Though unsure on one level about how he felt hearing his prized artistic work hacked up for public consumption, Pankow was far from taking umbrage. In fact, he was thrilled. Pankow instinctively knew what the moment meant. He and his band finally had a hit single to call their own—they were on their way. The mighty KHJ was not in the business of playing random songs that had no future. If a record made the station’s playlist, it was almost surely bound to be a hit.

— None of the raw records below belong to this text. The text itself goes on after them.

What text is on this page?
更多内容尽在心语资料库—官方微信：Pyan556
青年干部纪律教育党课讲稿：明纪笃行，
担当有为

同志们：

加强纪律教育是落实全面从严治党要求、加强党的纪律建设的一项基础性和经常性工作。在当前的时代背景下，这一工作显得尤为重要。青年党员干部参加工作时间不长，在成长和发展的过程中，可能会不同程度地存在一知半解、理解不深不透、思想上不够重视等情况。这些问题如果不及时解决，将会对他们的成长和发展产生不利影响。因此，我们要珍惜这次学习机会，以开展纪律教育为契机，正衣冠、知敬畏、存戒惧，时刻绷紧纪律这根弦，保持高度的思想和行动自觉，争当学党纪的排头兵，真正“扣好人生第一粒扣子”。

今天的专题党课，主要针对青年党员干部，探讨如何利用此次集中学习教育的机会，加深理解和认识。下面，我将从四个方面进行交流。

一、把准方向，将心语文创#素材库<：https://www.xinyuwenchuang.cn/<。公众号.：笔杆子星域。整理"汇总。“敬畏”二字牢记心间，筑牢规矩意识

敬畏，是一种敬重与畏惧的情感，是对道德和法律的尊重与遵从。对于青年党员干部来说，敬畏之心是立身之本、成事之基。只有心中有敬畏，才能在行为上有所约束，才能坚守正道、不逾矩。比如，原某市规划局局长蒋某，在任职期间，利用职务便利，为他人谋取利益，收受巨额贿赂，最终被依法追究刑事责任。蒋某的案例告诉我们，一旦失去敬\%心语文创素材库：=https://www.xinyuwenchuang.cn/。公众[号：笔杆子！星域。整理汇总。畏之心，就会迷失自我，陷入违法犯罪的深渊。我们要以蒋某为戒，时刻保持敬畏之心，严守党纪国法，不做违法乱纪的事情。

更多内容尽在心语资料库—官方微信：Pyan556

What Pankow found out next pleased him even more. “Make Me Smile” made it to number nine on the Billboard Hot 100 just a few weeks later. Chicago Transit Authority (now officially known as just “Chicago” for its simplicity, not due to any threatened legal action from the real mass transit folks as some have speculated) finally had their big AM hit. More so, they were about to have two of them from the same album. Sung by Peter Cetera, the Robert Lamm–written “25 or 6 to 4”—a song about writing a song—became a virtual AM anthem during the summer of 1970, leaping to number four on Billboard through the strength of its mesmeric, machine-gun-like—and now-classic—descending chord progression along with a gnarly, rollicking, wah-wah-infused one-minute-plus electric guitar solo.

From there the audiotape editing floodgates burst open at Columbia Records. Viewed as found money, nothing makes a record label happier than discovering possible gold in an artist’s back catalog. With razor blades and cutting blocks poised, three more songs, this time from the band’s first LP—“Questions 67 and 68,” “Beginnings,” and “Does Anybody Really Know What Time It Is?”—were also promptly trimmed down to a suitable AM radio length, culminating in yet more Top Forty smashes for the group, all within barely over a year. Further, “Colour My World,” snipped from “Ballet” just like its sister song, “Make Me Smile,” became a Top Ten single too, in the process making Walt Parazaider’s indelible flute solo world famous, just as he predicted.

An avalanche of popular success, it represented the kind of mass appeal that most bands never experience. However, it proved to be only the beginning for Chicago. Soon thereafter, as the early seventies moved forward, they would become one of the biggest bands in the world. But their much-coveted fame and fortune would also take a dark turn. The seven members would pay an unbearably heavy toll for their runaway success, especially their guitarist and lead singer, Terry Kath.